I apologize to you that the textbook is so expensive. The previous two years, I experimented with much cheaper (+more accurate!) textbooks. But they only covered half the material, were less complete, and often supported my research.

In some ways, that agreement was a good reason to use them, but it means students only get one side of those arguments.

Imagine a right wing teacher using a left wing textbook! Or the reverse?


Before exams, I will always post lists of possible questions.
The textbook also contains hundreds of review and thought questions.

Although emphasis will be a little different this year, I recommend that you take a look at the lists of exam questions from previous years of this course.

My web pages for those years are posted on the "courses" section of my web pages.

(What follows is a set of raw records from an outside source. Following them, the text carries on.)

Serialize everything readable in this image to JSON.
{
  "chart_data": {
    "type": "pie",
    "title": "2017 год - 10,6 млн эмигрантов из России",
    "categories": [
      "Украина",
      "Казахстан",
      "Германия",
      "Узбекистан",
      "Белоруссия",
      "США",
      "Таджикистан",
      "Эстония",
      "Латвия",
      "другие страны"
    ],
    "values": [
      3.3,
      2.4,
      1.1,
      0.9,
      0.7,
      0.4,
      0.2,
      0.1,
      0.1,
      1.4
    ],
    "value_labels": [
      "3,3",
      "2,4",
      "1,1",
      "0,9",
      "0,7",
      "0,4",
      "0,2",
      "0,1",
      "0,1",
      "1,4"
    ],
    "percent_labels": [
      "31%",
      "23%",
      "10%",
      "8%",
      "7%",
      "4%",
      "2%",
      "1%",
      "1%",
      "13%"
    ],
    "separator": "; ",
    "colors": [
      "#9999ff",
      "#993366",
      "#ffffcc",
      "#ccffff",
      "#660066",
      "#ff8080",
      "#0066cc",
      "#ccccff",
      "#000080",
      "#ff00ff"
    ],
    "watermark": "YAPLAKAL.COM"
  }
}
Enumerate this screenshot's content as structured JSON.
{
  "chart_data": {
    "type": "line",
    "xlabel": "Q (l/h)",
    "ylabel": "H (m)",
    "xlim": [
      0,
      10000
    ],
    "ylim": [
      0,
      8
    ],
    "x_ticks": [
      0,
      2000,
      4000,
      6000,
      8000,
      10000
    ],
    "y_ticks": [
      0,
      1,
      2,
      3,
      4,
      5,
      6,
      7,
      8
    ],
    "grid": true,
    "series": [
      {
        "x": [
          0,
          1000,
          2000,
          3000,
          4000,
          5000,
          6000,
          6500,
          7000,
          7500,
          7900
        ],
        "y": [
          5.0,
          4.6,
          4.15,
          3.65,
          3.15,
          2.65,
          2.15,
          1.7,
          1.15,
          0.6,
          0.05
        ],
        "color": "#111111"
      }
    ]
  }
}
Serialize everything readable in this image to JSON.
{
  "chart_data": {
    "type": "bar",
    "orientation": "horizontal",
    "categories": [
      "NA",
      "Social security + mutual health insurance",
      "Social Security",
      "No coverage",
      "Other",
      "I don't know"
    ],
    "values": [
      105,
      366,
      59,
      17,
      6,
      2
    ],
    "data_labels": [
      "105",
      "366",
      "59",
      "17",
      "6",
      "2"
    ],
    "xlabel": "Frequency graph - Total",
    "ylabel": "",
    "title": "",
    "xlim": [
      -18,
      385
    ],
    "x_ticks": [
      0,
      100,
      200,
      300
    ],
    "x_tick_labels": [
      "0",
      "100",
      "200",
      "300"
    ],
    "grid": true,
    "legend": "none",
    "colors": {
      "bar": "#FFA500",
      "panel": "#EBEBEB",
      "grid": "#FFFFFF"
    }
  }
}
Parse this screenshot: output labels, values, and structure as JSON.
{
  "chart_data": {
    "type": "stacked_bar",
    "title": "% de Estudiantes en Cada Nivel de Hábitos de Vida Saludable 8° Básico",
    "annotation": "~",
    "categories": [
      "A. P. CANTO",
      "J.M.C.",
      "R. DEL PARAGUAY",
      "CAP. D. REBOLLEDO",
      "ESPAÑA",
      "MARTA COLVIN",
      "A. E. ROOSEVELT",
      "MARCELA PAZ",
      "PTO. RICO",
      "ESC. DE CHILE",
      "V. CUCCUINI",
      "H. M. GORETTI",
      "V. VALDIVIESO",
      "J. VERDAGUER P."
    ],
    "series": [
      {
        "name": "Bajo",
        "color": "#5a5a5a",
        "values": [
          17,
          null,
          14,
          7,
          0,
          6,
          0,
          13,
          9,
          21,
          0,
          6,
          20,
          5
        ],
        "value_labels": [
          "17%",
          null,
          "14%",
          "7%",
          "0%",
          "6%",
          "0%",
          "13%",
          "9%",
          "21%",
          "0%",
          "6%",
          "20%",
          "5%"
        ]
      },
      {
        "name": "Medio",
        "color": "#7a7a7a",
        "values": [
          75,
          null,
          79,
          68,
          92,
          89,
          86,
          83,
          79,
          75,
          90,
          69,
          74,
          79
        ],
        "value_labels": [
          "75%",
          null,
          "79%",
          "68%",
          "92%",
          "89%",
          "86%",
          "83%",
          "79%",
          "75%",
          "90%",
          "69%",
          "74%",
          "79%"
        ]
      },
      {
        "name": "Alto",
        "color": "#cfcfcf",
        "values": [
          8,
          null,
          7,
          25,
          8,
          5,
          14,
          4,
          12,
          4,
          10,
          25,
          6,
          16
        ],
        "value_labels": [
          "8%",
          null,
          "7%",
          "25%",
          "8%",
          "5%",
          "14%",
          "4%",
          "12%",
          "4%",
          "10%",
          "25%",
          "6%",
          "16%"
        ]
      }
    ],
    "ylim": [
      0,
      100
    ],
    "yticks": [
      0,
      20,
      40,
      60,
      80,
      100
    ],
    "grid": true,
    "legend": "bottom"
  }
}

No pass-words are needed, since all the photographs, diagrams and drawings are by me, personally. We don't use "blackboard", since my wife knows how to do real HTML.

Never, never, NEVER will higher grades be given for exam answers that support my ideas against Wolpert's or anybody else's ideas, interpretations, theories or conclusions.

In college, I had a couple of professors who did that sort of thing & I have been mad ever since.

When there are two sides to any question, you should learn them BOTH.


I will begin the course by describing and comparing embryos of mammals & sea urchins.

(honorary vertebrates)

and then embryos of amphibians, teleost fish, birds & reptiles.

(Diagrams of all these are combined in one big nifty diagram that I drew so you could memorize it.)
[Maybe I shouldn't have given up on becoming an artist?]

Please ask lots of questions.

We have plenty of time. There is no such thing as a dumb question.

The other students will be secretly grateful to you for asking.